Borkar et al, SIGMOD 2001
Citation
Borkar, V., Deshmukh, K., and Sarawagi, S. 2001. Automatic segmentation of text into structured records. SIGMOD Rec. 30, 2 (Jun. 2001), 175-186.
Online version
Summary
In this paper, the authors used HMM approach to extract structured information from text by doing text segmentation.
- Instead of using the naive HMM which represents every entity with a state, they proposed a nested HMM model where they use an inner HMM for each entity. In this two level model the outer HMM helps with the order among the entities and inner HMMs deal with entities with different length.
- The authors used a hierarchical feature selection method where they started with the original symbols and pruned till they found the right level of taxonomy by using validation set.
- They used standard training methods to estimate the probabilities and absolute smoothing to differentiate known and unknown symbols.
- The authors modified the Viterbi algorithm in order to restrict Viterbi search to explore paths that are invalid due to some constraints.
The authors experimented on three real-life data sets (US addresses, Student addresses, Company addresses) and found that their nested model performs better than naive HMM or Independent HMM which uses one HMM for each entity.
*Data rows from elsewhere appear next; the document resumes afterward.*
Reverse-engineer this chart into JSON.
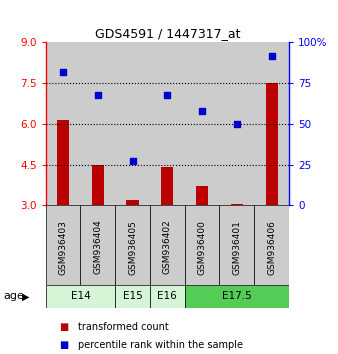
{
  "title": "GDS4591 / 1447317_at",
  "samples": [
    "GSM936403",
    "GSM936404",
    "GSM936405",
    "GSM936402",
    "GSM936400",
    "GSM936401",
    "GSM936406"
  ],
  "transformed_counts": [
    6.15,
    4.5,
    3.2,
    4.4,
    3.7,
    3.05,
    7.5
  ],
  "percentile_ranks": [
    82,
    68,
    27,
    68,
    58,
    50,
    92
  ],
  "age_groups": [
    {
      "label": "E14",
      "samples": [
        0,
        1
      ],
      "color": "#d6f5d6"
    },
    {
      "label": "E15",
      "samples": [
        2
      ],
      "color": "#d6f5d6"
    },
    {
      "label": "E16",
      "samples": [
        3
      ],
      "color": "#d6f5d6"
    },
    {
      "label": "E17.5",
      "samples": [
        4,
        5,
        6
      ],
      "color": "#55cc55"
    }
  ],
  "bar_color": "#bb0000",
  "dot_color": "#0000cc",
  "left_ylim": [
    3,
    9
  ],
  "right_ylim": [
    0,
    100
  ],
  "left_yticks": [
    3,
    4.5,
    6,
    7.5,
    9
  ],
  "right_yticks": [
    0,
    25,
    50,
    75,
    100
  ],
  "right_yticklabels": [
    "0",
    "25",
    "50",
    "75",
    "100%"
  ],
  "hlines": [
    4.5,
    6.0,
    7.5
  ],
  "col_bg_color": "#cccccc",
  "legend_bar_label": "transformed count",
  "legend_dot_label": "percentile rank within the sample",
  "age_label": "age"
}
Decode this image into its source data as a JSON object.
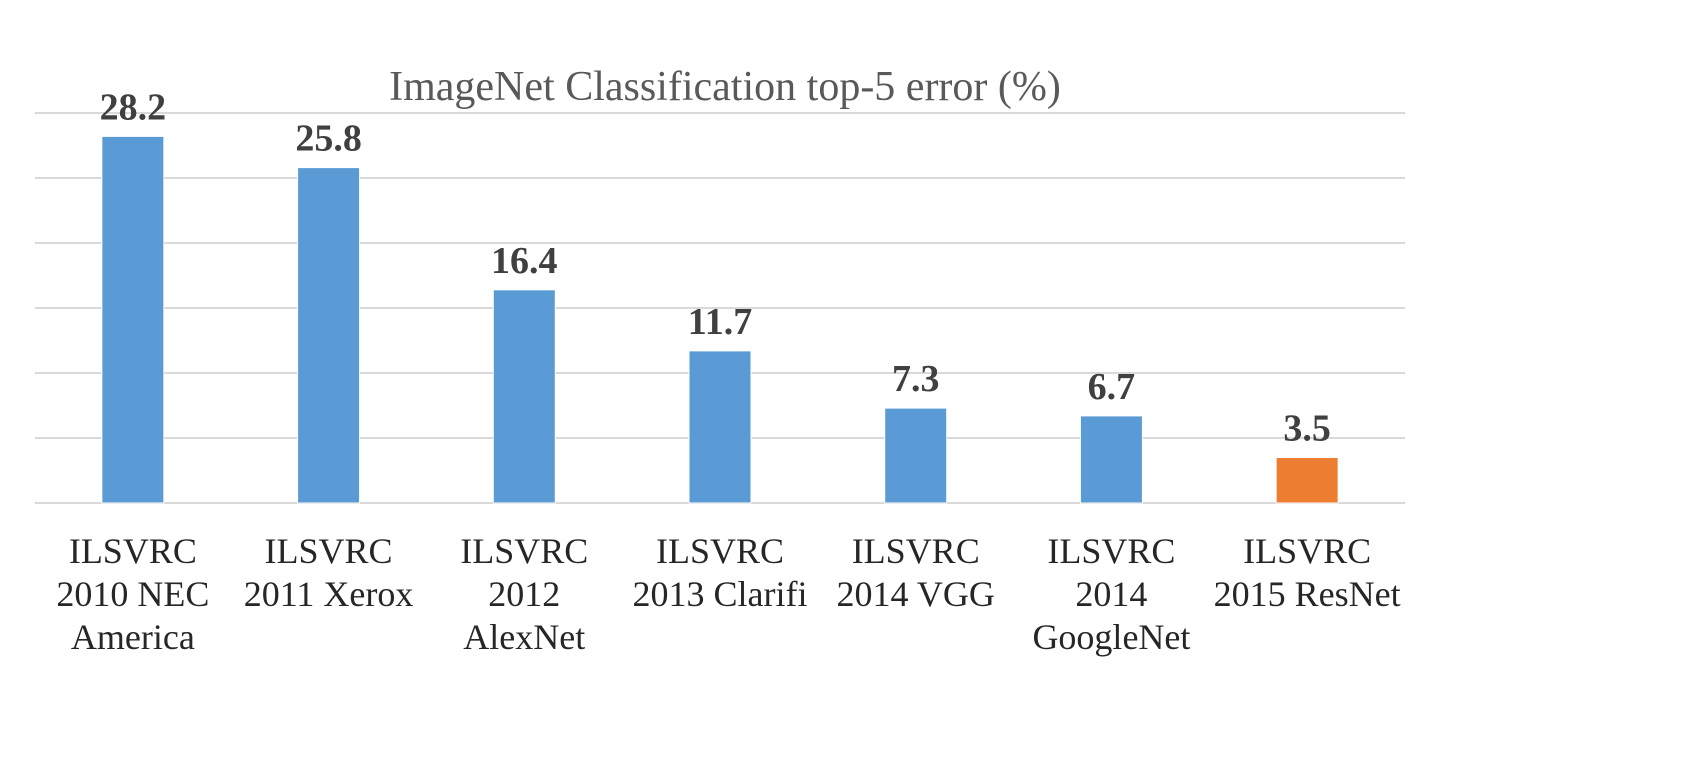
{
  "chart_data": {
    "type": "bar",
    "title": "ImageNet Classification top-5 error (%)",
    "xlabel": "",
    "ylabel": "",
    "ylim": [
      0,
      30
    ],
    "grid": true,
    "legend": "none",
    "categories": [
      [
        "ILSVRC",
        "2010 NEC",
        "America"
      ],
      [
        "ILSVRC",
        "2011 Xerox"
      ],
      [
        "ILSVRC",
        "2012",
        "AlexNet"
      ],
      [
        "ILSVRC",
        "2013 Clarifi"
      ],
      [
        "ILSVRC",
        "2014 VGG"
      ],
      [
        "ILSVRC",
        "2014",
        "GoogleNet"
      ],
      [
        "ILSVRC",
        "2015 ResNet"
      ]
    ],
    "values": [
      28.2,
      25.8,
      16.4,
      11.7,
      7.3,
      6.7,
      3.5
    ],
    "data_labels": [
      "28.2",
      "25.8",
      "16.4",
      "11.7",
      "7.3",
      "6.7",
      "3.5"
    ],
    "bar_colors": [
      "#5b9bd5",
      "#5b9bd5",
      "#5b9bd5",
      "#5b9bd5",
      "#5b9bd5",
      "#5b9bd5",
      "#ed7d31"
    ]
  }
}
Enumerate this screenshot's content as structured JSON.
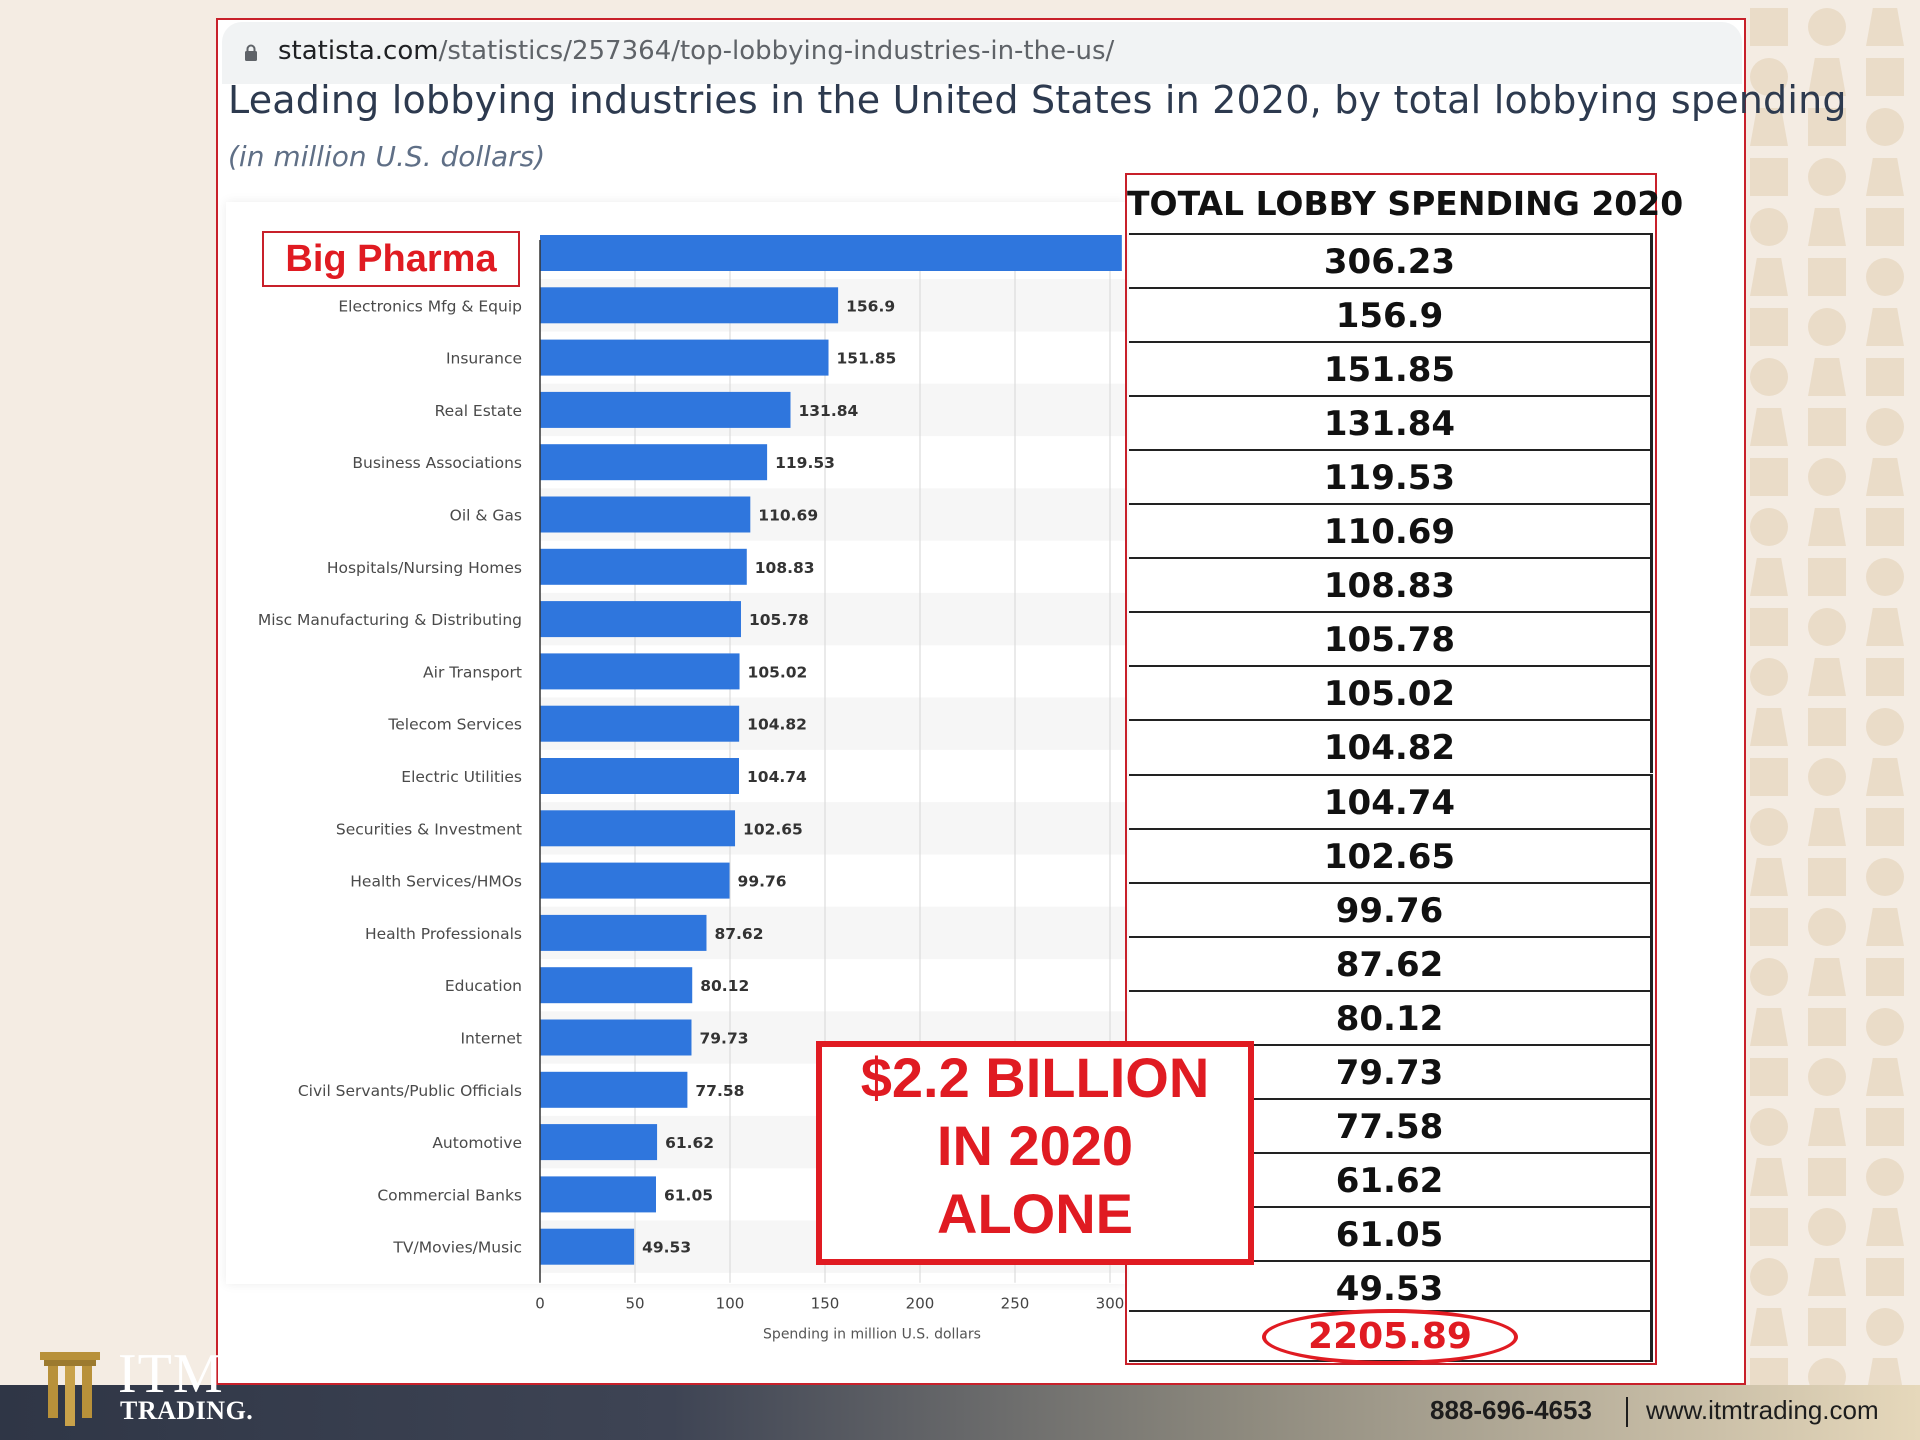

The results show that at overall HMMs perform better than rule learning systems which has a very low recall when compared to HMMs. The paper also proves that HMM are fast learners which makes them reach their maximum accuracy with small number of documents.
Related Papers
An earlier paper Seymore et al, AAAI 1999, also used HMM and represented different type of entities in the same model. They showed that an HMM with multiple states per entity outperforms an HMM with one state per entity.